Пра-пра-правнучка княжны персидской и цыгана Кузьмы
Тайка долго жила ухтинскими впечатлениями. Когда в школу в первый класс пришла, учительница Серафима Фёдоровна как-то сказала: пусть каждый ученик нарисует то, что ему больше всего нравится или что запомнилось из летних или зимних впечатлений, а уж если ничего в голову не придёт, то вот ваза, нарисуйте её, и поставила на свой стол вазочку с орнаментом по верху, кругленькую, вроде кринки.
Тайка бы, конечно, могла вазу-кринку нарисовать, но почему-то захотелось изобразить ухтинскую демонстрацию. Там можно раскрасить всё цветными карандашами. На рисунке у неё появились дядьки и тётки с малиновыми и красными флагами и портретами, а ребятня у них на плечах с маленькими флажками. Все веселятся, а один парень на гармони играет и песню поёт во весь рот. Очень весёлый парень, будто свой, из Несваричей.
Когда ребята и девчонки увидели Тайкин рисунок, закричали:
– Художница! Художница!
Обзывались что ли? Она даже обиделась, но Серафима Фёдоровна похвалила её:
– Молодец! Стенгазету будешь оформлять.
И все школьные годы она оформляла газеты.
И дома она иногда доставала из папки с тесёмками бумагу, которую подарил ей Аркадий Елизарович, разглаживала бережно, а что нарисовать, так и не могла придумать. То ли деревню Несваричи, то ли дедушку с бабушкой. Укладывала обратно ценную бумагу и рисовала в альбоме коняшек, собачек, детвору на салазках. Видно, ещё не приспела пора что-то серьёзное нарисовать. Или вообще зря она себе в голову вбила, что может рисовать.
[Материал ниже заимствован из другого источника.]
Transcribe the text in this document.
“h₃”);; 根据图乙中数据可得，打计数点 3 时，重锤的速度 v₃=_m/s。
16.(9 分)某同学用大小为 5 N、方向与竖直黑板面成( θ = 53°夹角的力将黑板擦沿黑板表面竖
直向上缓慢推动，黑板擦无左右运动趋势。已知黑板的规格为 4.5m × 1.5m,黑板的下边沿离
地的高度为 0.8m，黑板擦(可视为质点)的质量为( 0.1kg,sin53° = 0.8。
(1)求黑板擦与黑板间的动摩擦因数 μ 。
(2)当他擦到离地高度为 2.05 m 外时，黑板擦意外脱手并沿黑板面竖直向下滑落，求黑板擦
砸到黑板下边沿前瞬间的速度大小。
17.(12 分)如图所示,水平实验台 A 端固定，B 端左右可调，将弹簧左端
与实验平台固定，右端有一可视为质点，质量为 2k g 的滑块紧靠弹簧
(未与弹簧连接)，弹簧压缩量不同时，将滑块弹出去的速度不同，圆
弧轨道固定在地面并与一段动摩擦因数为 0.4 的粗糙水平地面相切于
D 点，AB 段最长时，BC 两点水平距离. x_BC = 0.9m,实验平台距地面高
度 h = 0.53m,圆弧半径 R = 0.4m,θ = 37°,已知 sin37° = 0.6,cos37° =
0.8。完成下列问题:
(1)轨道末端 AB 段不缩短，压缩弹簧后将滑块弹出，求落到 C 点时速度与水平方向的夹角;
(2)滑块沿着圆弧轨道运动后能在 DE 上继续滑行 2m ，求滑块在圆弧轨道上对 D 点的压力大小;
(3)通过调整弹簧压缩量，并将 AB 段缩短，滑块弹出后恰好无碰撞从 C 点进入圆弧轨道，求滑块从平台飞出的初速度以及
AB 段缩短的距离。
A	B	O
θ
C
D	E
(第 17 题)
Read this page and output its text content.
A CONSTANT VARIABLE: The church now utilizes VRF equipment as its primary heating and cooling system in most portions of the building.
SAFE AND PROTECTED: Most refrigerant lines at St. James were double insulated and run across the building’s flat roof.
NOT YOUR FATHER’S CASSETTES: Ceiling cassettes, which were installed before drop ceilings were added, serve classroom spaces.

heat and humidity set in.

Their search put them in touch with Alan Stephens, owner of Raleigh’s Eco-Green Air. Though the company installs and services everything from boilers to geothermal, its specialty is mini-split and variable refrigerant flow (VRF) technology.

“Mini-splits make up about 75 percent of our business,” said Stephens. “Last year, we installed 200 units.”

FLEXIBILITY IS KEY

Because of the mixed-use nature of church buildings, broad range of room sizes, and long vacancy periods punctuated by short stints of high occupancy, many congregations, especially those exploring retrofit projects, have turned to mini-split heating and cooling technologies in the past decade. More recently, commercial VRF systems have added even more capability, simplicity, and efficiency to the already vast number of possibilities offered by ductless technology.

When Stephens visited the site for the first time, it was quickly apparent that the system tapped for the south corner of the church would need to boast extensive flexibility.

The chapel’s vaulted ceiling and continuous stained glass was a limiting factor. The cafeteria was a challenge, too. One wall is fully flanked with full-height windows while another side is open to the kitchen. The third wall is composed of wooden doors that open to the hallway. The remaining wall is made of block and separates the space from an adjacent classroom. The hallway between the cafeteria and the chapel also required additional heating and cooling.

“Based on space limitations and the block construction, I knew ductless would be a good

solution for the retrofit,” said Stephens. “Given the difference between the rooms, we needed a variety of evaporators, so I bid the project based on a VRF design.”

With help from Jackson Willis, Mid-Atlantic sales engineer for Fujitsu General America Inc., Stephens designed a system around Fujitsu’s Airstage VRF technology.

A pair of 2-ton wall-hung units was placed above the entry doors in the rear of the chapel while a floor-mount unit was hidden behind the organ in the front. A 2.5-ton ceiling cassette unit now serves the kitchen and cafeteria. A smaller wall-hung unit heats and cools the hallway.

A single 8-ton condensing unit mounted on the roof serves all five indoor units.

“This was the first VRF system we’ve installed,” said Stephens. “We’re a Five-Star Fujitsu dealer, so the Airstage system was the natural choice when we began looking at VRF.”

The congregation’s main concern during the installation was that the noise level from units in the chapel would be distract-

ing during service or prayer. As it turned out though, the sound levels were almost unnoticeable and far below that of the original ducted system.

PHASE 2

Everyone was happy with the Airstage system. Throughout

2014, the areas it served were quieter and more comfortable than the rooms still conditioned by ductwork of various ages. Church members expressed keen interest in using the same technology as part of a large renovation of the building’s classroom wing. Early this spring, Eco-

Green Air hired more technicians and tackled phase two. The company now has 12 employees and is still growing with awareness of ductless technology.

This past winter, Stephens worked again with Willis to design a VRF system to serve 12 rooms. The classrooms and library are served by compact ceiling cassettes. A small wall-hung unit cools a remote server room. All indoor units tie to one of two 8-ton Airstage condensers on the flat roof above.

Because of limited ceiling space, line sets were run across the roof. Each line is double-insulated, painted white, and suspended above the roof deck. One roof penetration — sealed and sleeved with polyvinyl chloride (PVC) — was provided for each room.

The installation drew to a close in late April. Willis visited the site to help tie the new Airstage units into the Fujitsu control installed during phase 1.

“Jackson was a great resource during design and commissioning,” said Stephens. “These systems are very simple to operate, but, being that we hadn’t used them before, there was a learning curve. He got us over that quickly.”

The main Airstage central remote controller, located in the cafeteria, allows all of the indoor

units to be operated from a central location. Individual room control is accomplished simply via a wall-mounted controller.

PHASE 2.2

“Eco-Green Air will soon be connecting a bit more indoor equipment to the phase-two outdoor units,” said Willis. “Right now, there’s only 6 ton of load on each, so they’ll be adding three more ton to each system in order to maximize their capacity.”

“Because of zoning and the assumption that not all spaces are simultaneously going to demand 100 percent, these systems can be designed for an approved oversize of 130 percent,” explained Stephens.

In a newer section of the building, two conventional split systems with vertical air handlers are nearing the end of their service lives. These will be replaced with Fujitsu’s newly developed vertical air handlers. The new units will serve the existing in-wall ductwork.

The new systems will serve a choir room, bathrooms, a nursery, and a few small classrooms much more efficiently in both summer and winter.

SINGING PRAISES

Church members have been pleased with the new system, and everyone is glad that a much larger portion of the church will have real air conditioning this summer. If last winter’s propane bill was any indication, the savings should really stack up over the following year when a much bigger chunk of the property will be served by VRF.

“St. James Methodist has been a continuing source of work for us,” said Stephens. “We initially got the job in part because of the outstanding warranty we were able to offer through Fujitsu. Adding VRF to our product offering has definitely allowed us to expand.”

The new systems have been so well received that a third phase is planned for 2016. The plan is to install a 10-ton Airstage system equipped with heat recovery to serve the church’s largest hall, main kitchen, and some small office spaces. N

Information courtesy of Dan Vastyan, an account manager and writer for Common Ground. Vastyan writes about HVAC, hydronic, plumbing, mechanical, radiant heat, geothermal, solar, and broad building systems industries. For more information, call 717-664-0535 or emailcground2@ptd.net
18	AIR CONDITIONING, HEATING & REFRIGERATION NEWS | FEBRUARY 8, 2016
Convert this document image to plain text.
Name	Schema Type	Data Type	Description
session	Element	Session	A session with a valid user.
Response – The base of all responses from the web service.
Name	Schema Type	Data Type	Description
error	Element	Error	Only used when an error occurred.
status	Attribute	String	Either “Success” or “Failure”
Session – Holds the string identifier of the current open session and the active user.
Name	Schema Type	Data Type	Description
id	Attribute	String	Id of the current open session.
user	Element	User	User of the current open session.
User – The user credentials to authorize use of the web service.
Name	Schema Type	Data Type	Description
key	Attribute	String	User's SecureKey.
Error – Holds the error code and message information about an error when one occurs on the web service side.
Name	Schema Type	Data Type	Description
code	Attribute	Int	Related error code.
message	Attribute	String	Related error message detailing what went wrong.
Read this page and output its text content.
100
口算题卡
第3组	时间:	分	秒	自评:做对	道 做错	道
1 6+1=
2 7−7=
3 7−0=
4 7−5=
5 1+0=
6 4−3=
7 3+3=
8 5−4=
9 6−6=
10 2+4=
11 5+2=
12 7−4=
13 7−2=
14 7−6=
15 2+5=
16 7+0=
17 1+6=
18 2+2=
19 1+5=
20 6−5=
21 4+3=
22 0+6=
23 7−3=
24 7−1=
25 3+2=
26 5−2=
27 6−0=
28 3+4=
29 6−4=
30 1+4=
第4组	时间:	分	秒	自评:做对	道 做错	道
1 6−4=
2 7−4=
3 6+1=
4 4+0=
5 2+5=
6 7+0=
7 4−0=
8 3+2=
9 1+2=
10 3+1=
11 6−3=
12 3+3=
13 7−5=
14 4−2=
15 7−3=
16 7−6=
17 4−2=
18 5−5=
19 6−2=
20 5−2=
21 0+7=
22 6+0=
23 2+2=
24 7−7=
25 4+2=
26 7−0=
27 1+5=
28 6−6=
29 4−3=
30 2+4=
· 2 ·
А жизнь-то была, оказывается, удивительной, вернее люди, которые окружали Тайку, были необыкновенные. Бабушка маленькая круглая, будто корчажка, а лицо улыбчивое детское, с голубыми глазами. Дед высоченный, с побитым оспой лицом, на котором выделялись лохматые брови и усы. Оба они никогда не ругались меж собой, а только подтрунивали друг над другом. Они пословицами сопровождали каждую работу.